Nankai Tatsumura Construction Co., Ltd. (TSE:1850) has revised its earnings forecast for the fiscal year ending March 2026, projecting lower revenue but improved profitability.
| Item | Before | After | Change |
|---|---|---|---|
| Revenue | JPY 48.5bn | JPY 45.8bn | -5.6% |
| Operating Profit | JPY 2.23bn | JPY 2.84bn | +27.4% |
| Ordinary Income | JPY 2.24bn | JPY 2.85bn | +27.2% |
| Net Profit | JPY 1.52bn | JPY 2.09bn | +37.5% |
| EPS | JPY 52.73/share | JPY 72.50/share | +JPY 19.77/share |
The company cited reduced orders and lower production volumes as the main reason for the revenue decline. However, it noted that improved margins from ongoing projects are leading to higher operating profit and ordinary income.

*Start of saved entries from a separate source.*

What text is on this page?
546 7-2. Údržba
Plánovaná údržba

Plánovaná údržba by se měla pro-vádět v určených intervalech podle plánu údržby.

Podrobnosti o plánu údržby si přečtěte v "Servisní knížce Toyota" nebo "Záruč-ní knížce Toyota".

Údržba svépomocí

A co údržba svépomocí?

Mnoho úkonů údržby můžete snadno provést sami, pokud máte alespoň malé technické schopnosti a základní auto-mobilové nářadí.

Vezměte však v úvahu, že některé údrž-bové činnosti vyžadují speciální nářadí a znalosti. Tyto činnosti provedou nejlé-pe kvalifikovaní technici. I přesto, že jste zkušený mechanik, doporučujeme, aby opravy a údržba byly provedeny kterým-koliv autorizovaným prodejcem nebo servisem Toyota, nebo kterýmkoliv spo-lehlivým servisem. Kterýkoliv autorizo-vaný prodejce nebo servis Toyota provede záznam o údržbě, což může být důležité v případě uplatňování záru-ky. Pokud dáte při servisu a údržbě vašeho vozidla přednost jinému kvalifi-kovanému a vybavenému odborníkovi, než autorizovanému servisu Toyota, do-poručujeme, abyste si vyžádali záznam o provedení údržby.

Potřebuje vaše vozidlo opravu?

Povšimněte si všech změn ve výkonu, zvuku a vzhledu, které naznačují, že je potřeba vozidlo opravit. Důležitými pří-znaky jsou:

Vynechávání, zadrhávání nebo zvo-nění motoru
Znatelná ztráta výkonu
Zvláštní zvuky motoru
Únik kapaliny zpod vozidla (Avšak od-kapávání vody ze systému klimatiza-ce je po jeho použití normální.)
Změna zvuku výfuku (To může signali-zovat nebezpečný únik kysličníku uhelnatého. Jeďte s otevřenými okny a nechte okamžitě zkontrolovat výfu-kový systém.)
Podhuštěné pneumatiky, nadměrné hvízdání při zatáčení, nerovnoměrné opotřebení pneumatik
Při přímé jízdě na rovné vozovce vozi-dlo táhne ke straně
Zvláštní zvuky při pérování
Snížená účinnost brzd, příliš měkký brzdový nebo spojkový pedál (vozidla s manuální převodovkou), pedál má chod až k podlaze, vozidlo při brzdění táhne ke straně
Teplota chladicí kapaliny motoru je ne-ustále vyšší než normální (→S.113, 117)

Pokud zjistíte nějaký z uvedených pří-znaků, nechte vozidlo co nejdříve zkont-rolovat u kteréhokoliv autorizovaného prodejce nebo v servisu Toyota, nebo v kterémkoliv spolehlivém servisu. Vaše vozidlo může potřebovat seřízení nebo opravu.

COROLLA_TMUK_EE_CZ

The revision reflects a mixed outlook: revenue is expected to fall by 5.6% year-over-year, while operating profit and ordinary income are projected to rise by 27.4% and 27.2%, respectively. Net profit is forecast to increase by 37.5%, driven by better performance from completed projects.
The revised forecast suggests that Nankai Tatsumura is benefiting from improved efficiency in its ongoing projects, which may offset the decline in new orders. Investors should monitor the company’s ability to sustain this margin improvement amid a challenging market environment.